Along similar lines, Coolabah's zero-duration, AA- rated Long Short Credit Fund has returned 7.48% gross (5.0% to 5.2% net) over the last year compared to the -6.5% loss suffered by Aussie shares plus dividends (the All Ords Accumulation Index), the 0.35% return on the Bloomberg Credit Hedge Fund Index, the 1.90% return offered by the AusBond Floating-Rate Note Index, and the 1.98% recorded by the Solactive ASX Hybrids Index.

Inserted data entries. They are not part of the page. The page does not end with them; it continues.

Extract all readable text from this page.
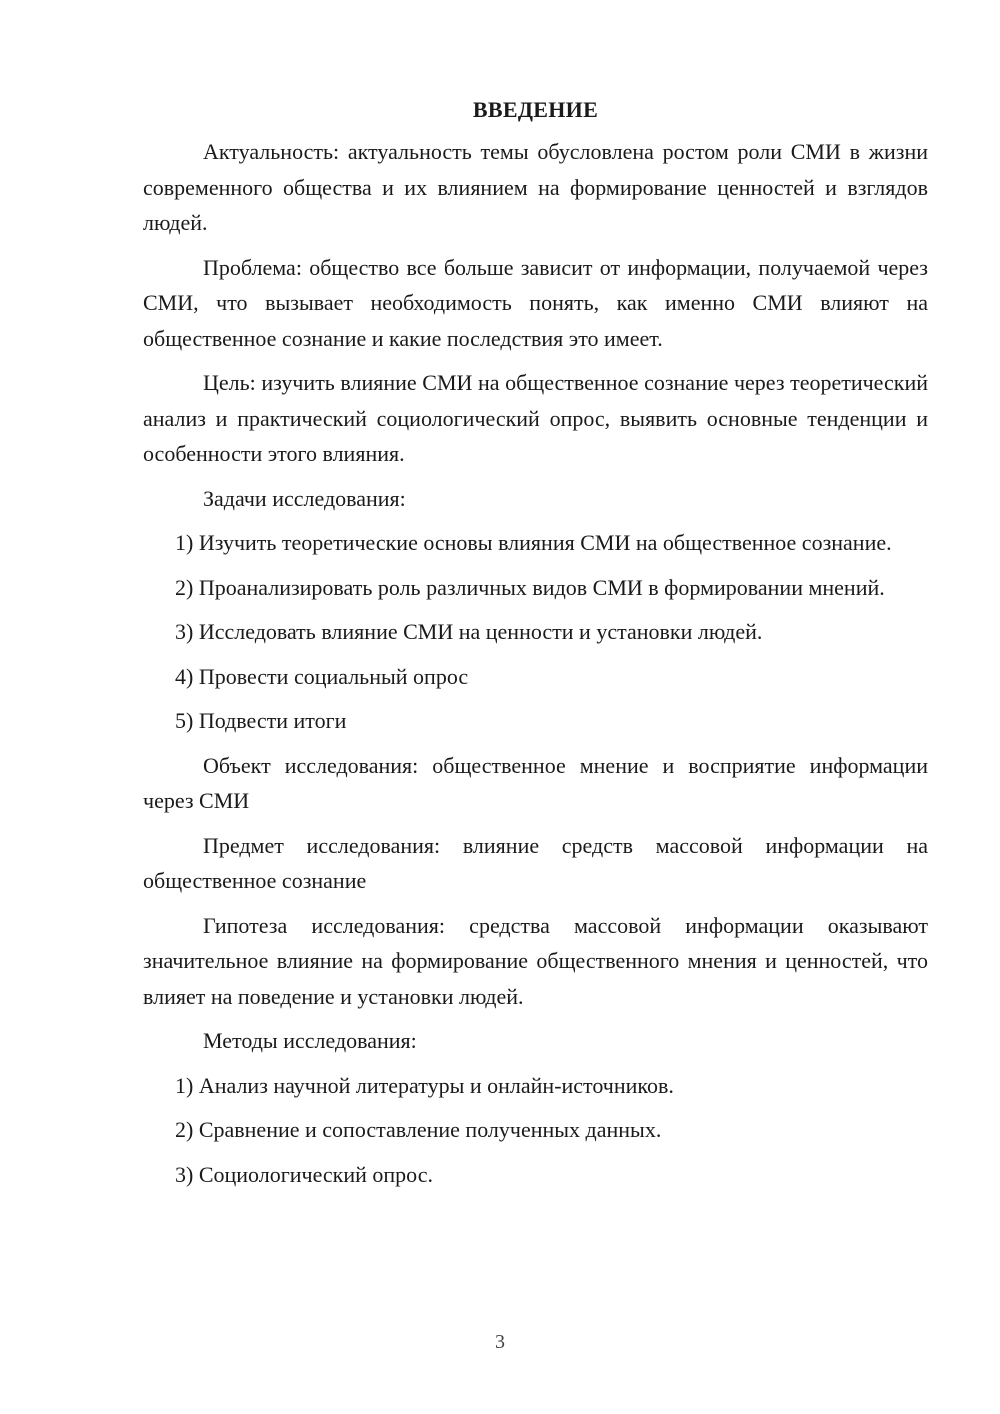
ВВЕДЕНИЕ

Актуальность: актуальность темы обусловлена ростом роли СМИ в жизни современного общества и их влиянием на формирование ценностей и взглядов людей.

Проблема: общество все больше зависит от информации, получаемой через СМИ, что вызывает необходимость понять, как именно СМИ влияют на общественное сознание и какие последствия это имеет.

Цель: изучить влияние СМИ на общественное сознание через теоретический анализ и практический социологический опрос, выявить основные тенденции и особенности этого влияния.

Задачи исследования:

1) Изучить теоретические основы влияния СМИ на общественное сознание.

2) Проанализировать роль различных видов СМИ в формировании мнений.

3) Исследовать влияние СМИ на ценности и установки людей.

4) Провести социальный опрос

5) Подвести итоги

Объект исследования: общественное мнение и восприятие информации через СМИ

Предмет исследования: влияние средств массовой информации на общественное сознание

Гипотеза исследования: средства массовой информации оказывают значительное влияние на формирование общественного мнения и ценностей, что влияет на поведение и установки людей.

Методы исследования:

1) Анализ научной литературы и онлайн-источников.

2) Сравнение и сопоставление полученных данных.

3) Социологический опрос.

3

The abovementioned market dynamics have a long way to run yet. We are just starting to see another global round of QE kicking-off with the Bank of England committing to spend GBP150 billion, which will result in it owning about half of all the gilts on issue. The ECB will likewise shortly follow-suit, and the Fed will presumably be next in line. And while one can credibly criticise the theoretical merits of QE (as I have previously), that is an intellectually vainglorious exercise when the entire world is engaged in it. If the RBA does not expand its balance sheet in the same way as other central banks, it will not be able to meet its legislated obligation to deliver full employment. We'd be cutting off our noses to spite our faces.
The RBA has therefore correctly concluded that as a small open economy, Australia must compete on a level playing field where the rules of the game are set by foreign actors (ie, global central banks).